Approval of cleaning validation is a key responsibility of the quality unit that involves some very specific requirements. These requirements should be built into the quality systems, including validation, deviation, and change management.

Likelihood of occurrence in risk estimation

People use imprecise words to describe the chance of events all the time — “It’s likely to rain,” or “There’s a real possibility they’ll launch before us,” or “It’s doubtful the nurses will strike.” Not only are such probabilistic terms subjective, but they also can have widely different interpretations. One person’s “pretty likely” is another’s “far from certain.” Our research shows just how broad these gaps in understanding can be and the types of problems that can flow from these differences in interpretation.

“If You Say Something Is “Likely,” How Likely Do People Think It Is?” by by Andrew Mauboussin and Michael J. Mauboussin

Risk estimation is based on two components:

  • The probability of the occurrence of harm
  • The consequences of that harm

With a third element of detectability of the harm being used in many tools.

Often-times we simplify probability of the occurrence into likelihood. The quoted article above is a good simple primer on why we should be careful of that. It offers three recommendations that I want to talk about.
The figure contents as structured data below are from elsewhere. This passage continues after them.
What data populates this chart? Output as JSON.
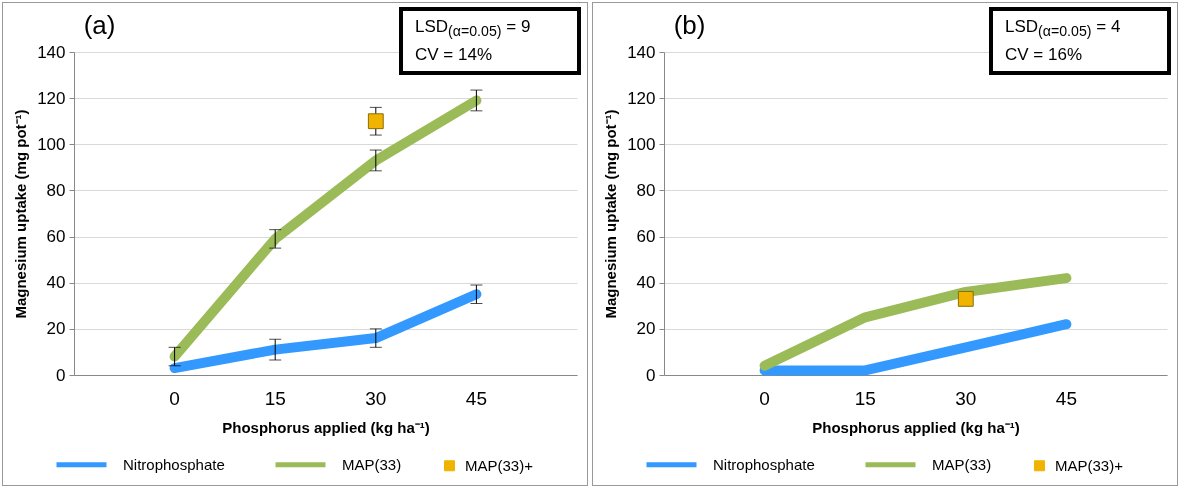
{
  "chart_data": [
    {
      "type": "line",
      "title": "(a)",
      "xlabel": "Phosphorus applied (kg ha⁻¹)",
      "ylabel": "Magnesium uptake (mg pot⁻¹)",
      "categories": [
        "0",
        "15",
        "30",
        "45"
      ],
      "ylim": [
        0,
        140
      ],
      "yticks": [
        0,
        20,
        40,
        60,
        80,
        100,
        120,
        140
      ],
      "grid": "y",
      "legend": "bottom",
      "line_style": "solid",
      "annotations": [
        "LSD$_{(α=0.05)}$ = 9",
        "CV = 14%"
      ],
      "series": [
        {
          "name": "Nitrophosphate",
          "color": "#3399ff",
          "values": [
            3,
            11,
            16,
            35
          ],
          "errors": [
            null,
            4.5,
            4,
            4
          ]
        },
        {
          "name": "MAP(33)",
          "color": "#9bbb59",
          "values": [
            8,
            59,
            93,
            119
          ],
          "errors": [
            4,
            4,
            4.5,
            4.5
          ]
        },
        {
          "name": "MAP(33)+",
          "type": "scatter",
          "marker": "square",
          "color": "#f0b400",
          "x": [
            "30"
          ],
          "values": [
            110
          ],
          "errors": [
            6
          ]
        }
      ]
    },
    {
      "type": "line",
      "title": "(b)",
      "xlabel": "Phosphorus applied (kg ha⁻¹)",
      "ylabel": "Magnesium uptake (mg pot⁻¹)",
      "categories": [
        "0",
        "15",
        "30",
        "45"
      ],
      "ylim": [
        0,
        140
      ],
      "yticks": [
        0,
        20,
        40,
        60,
        80,
        100,
        120,
        140
      ],
      "grid": "y",
      "legend": "bottom",
      "line_style": "solid",
      "annotations": [
        "LSD$_{(α=0.05)}$ = 4",
        "CV = 16%"
      ],
      "series": [
        {
          "name": "Nitrophosphate",
          "color": "#3399ff",
          "values": [
            2,
            2,
            12,
            22
          ]
        },
        {
          "name": "MAP(33)",
          "color": "#9bbb59",
          "values": [
            4,
            25,
            36,
            42
          ]
        },
        {
          "name": "MAP(33)+",
          "type": "scatter",
          "marker": "square",
          "color": "#f0b400",
          "x": [
            "30"
          ],
          "values": [
            33
          ]
        }
      ]
    }
  ]
}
Go read the article and then come back.

I.                Use probabilities instead of words to avoid misinterpretation

Avoid the simplified quality probability levels, such as “likely to happen”, “frequent”, “can happen, but not frequently”, “rare”, “remote”, and “unlikely to happen.” Instead determine probability levels. even if you are heavily using expert opinion to drive probabilities, given ranges of numbers such as “<10% of the time”, “20-60% of the time” and “greater than 60% of the time.”
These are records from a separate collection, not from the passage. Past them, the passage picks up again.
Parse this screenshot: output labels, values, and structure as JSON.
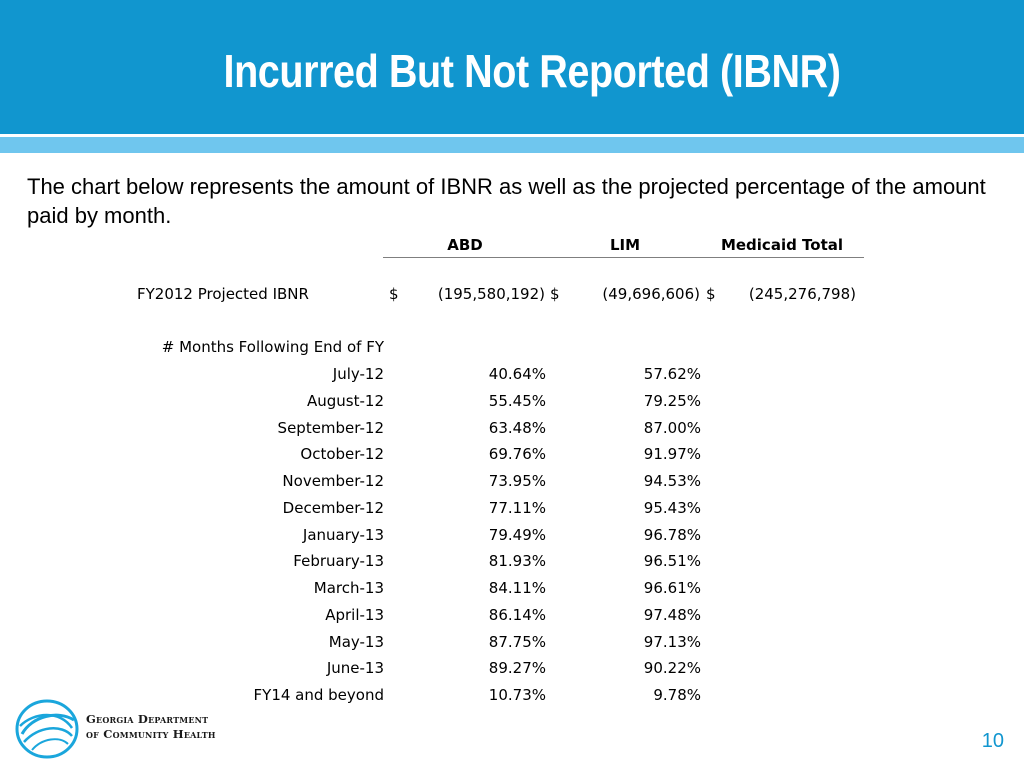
{
  "slide": {
    "title": "Incurred But Not Reported (IBNR)",
    "intro": "The chart below represents the amount of IBNR as well as the projected percentage of the amount paid by month.",
    "page_number": "10"
  },
  "table": {
    "headers": {
      "abd": "ABD",
      "lim": "LIM",
      "total": "Medicaid Total"
    },
    "projected": {
      "label": "FY2012 Projected IBNR",
      "abd_sym": "$",
      "abd": "(195,580,192)",
      "lim_sym": "$",
      "lim": "(49,696,606)",
      "total_sym": "$",
      "total": "(245,276,798)"
    },
    "months_label": "# Months Following End of FY",
    "rows": [
      {
        "month": "July-12",
        "abd": "40.64%",
        "lim": "57.62%"
      },
      {
        "month": "August-12",
        "abd": "55.45%",
        "lim": "79.25%"
      },
      {
        "month": "September-12",
        "abd": "63.48%",
        "lim": "87.00%"
      },
      {
        "month": "October-12",
        "abd": "69.76%",
        "lim": "91.97%"
      },
      {
        "month": "November-12",
        "abd": "73.95%",
        "lim": "94.53%"
      },
      {
        "month": "December-12",
        "abd": "77.11%",
        "lim": "95.43%"
      },
      {
        "month": "January-13",
        "abd": "79.49%",
        "lim": "96.78%"
      },
      {
        "month": "February-13",
        "abd": "81.93%",
        "lim": "96.51%"
      },
      {
        "month": "March-13",
        "abd": "84.11%",
        "lim": "96.61%"
      },
      {
        "month": "April-13",
        "abd": "86.14%",
        "lim": "97.48%"
      },
      {
        "month": "May-13",
        "abd": "87.75%",
        "lim": "97.13%"
      },
      {
        "month": "June-13",
        "abd": "89.27%",
        "lim": "90.22%"
      },
      {
        "month": "FY14 and beyond",
        "abd": "10.73%",
        "lim": "9.78%"
      }
    ]
  },
  "footer": {
    "org_line1": "Georgia Department",
    "org_line2": "of Community Health",
    "logo_icon": "dch-swirl-logo-icon",
    "accent_color": "#1196cf"
  }
}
It helps to have several sets of scales.

The article has an awesome graph that really is telling for why we should avoid words.
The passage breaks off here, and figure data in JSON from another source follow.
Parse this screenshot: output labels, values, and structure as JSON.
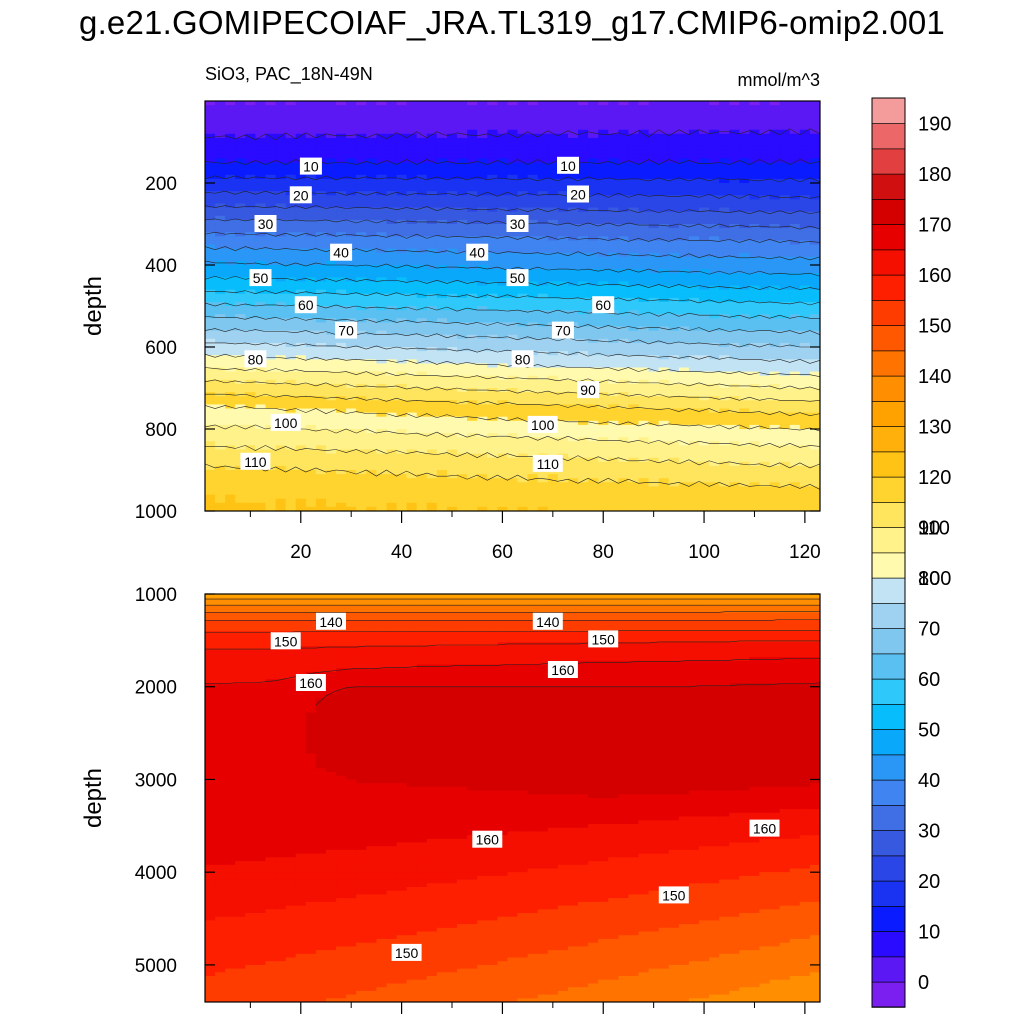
{
  "title": "g.e21.GOMIPECOIAF_JRA.TL319_g17.CMIP6-omip2.001",
  "subtitle_left": "SiO3, PAC_18N-49N",
  "subtitle_right": "mmol/m^3",
  "colorbar": {
    "labels": [
      "0",
      "10",
      "20",
      "30",
      "40",
      "50",
      "60",
      "70",
      "80",
      "90",
      "100",
      "110",
      "120",
      "130",
      "140",
      "150",
      "160",
      "170",
      "180",
      "190"
    ],
    "colors": [
      "#7a1ff0",
      "#5b18f5",
      "#2a0bff",
      "#0a1cff",
      "#1a33f2",
      "#2b46e6",
      "#3759e0",
      "#3f6ee5",
      "#3f84f0",
      "#2a97f7",
      "#0aa8fb",
      "#07bdfb",
      "#2ec8fb",
      "#5ac0f2",
      "#80c7f0",
      "#9fd2f1",
      "#c2e3f4",
      "#fffaae",
      "#fff28a",
      "#ffe55e",
      "#ffd42e",
      "#ffc315",
      "#ffb00a",
      "#ffa200",
      "#ff8e00",
      "#ff7300",
      "#ff5800",
      "#ff3c00",
      "#fe1f00",
      "#f50f00",
      "#e60000",
      "#d40000",
      "#d01010",
      "#e24040",
      "#ec6868",
      "#f49c9c"
    ]
  },
  "chart_data": [
    {
      "type": "heatmap",
      "title": "",
      "xlabel": "",
      "ylabel": "depth",
      "xlim": [
        1,
        123
      ],
      "ylim": [
        1000,
        0
      ],
      "xticks": [
        20,
        40,
        60,
        80,
        100,
        120
      ],
      "yticks": [
        200,
        400,
        600,
        800,
        1000
      ],
      "contour_levels": [
        10,
        20,
        30,
        40,
        50,
        60,
        70,
        80,
        90,
        100,
        110
      ],
      "profile_depth": [
        0,
        25,
        60,
        100,
        150,
        200,
        250,
        300,
        350,
        400,
        450,
        500,
        550,
        600,
        650,
        700,
        750,
        800,
        850,
        900,
        950,
        1000
      ],
      "profile_value_west": [
        0,
        1,
        3,
        6,
        10,
        17,
        24,
        32,
        39,
        46,
        53,
        61,
        69,
        77,
        85,
        93,
        101,
        106,
        111,
        116,
        119,
        121
      ],
      "profile_value_east": [
        0,
        2,
        4,
        7,
        10,
        16,
        22,
        29,
        36,
        42,
        49,
        56,
        63,
        70,
        77,
        85,
        93,
        100,
        106,
        111,
        116,
        119
      ],
      "contour_labels": [
        {
          "text": "10",
          "x": 22,
          "y": 160
        },
        {
          "text": "10",
          "x": 73,
          "y": 158
        },
        {
          "text": "20",
          "x": 20,
          "y": 230
        },
        {
          "text": "20",
          "x": 75,
          "y": 228
        },
        {
          "text": "30",
          "x": 13,
          "y": 300
        },
        {
          "text": "30",
          "x": 63,
          "y": 300
        },
        {
          "text": "40",
          "x": 28,
          "y": 370
        },
        {
          "text": "40",
          "x": 55,
          "y": 370
        },
        {
          "text": "50",
          "x": 12,
          "y": 432
        },
        {
          "text": "50",
          "x": 63,
          "y": 432
        },
        {
          "text": "60",
          "x": 21,
          "y": 498
        },
        {
          "text": "60",
          "x": 80,
          "y": 498
        },
        {
          "text": "70",
          "x": 29,
          "y": 560
        },
        {
          "text": "70",
          "x": 72,
          "y": 560
        },
        {
          "text": "80",
          "x": 11,
          "y": 630
        },
        {
          "text": "80",
          "x": 64,
          "y": 630
        },
        {
          "text": "90",
          "x": 77,
          "y": 705
        },
        {
          "text": "100",
          "x": 17,
          "y": 785
        },
        {
          "text": "100",
          "x": 68,
          "y": 790
        },
        {
          "text": "110",
          "x": 11,
          "y": 880
        },
        {
          "text": "110",
          "x": 69,
          "y": 885
        }
      ]
    },
    {
      "type": "heatmap",
      "title": "",
      "xlabel": "",
      "ylabel": "depth",
      "xlim": [
        1,
        123
      ],
      "ylim": [
        5400,
        1000
      ],
      "yticks": [
        1000,
        2000,
        3000,
        4000,
        5000
      ],
      "contour_levels": [
        130,
        140,
        150,
        160,
        170
      ],
      "core_170": {
        "x_start": 18,
        "depth_top": 2000,
        "depth_bottom": 3100,
        "depth_center": 2450
      },
      "contour_labels": [
        {
          "text": "140",
          "x": 26,
          "y": 1300
        },
        {
          "text": "140",
          "x": 69,
          "y": 1300
        },
        {
          "text": "150",
          "x": 17,
          "y": 1510
        },
        {
          "text": "150",
          "x": 80,
          "y": 1490
        },
        {
          "text": "160",
          "x": 22,
          "y": 1960
        },
        {
          "text": "160",
          "x": 72,
          "y": 1820
        },
        {
          "text": "160",
          "x": 57,
          "y": 3650
        },
        {
          "text": "160",
          "x": 112,
          "y": 3530
        },
        {
          "text": "150",
          "x": 94,
          "y": 4250
        },
        {
          "text": "150",
          "x": 41,
          "y": 4870
        }
      ]
    }
  ]
}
II.             Use structured approaches to set probabilities

Ideally pressure test these using a Delphi approach, or something similar like paired comparisons or absolute probability judgments. Using the historic data, and expert opinion, spend the time to make sure your probabilities actually capture the realities.

Be aware that when using historical data that if there is a very low frequent of occurrence historically, then any estimate of probability will be uncertain. In these cases its important to use predicative techniques and simulations. Monte Carlo anyone?

III.           Seek feedback to improve your forecasting

Risk management is a lifecycle approach, and you need to be applying good knowledge management to that lifecycle. Have a mechanism to learn from the risk assessments you conduct, and feed that back into your scales. These scales should never be a once and done.

In Conclusion

Risk Management is not new. It’s been around long enough that many companies have the elements in place. What we need to be doing to driving to consistency. Drive out the vague and build best practices that will give the best results. When it comes to likelihood there is a wide body of research on the subject and we should be drawing from it as we work to improve our risk management.

Move beyond setting your scales at the beginning of a risk assessment. Scales should exist as a library (living) that are drawn upon for specific risk evaluations. This will help to ensure that all participants in the risk assessment have a working vocabulary of the criteria, and will keep us honest and prevent any intentional or unintentional manipulation of the criteria based on an expected outcome.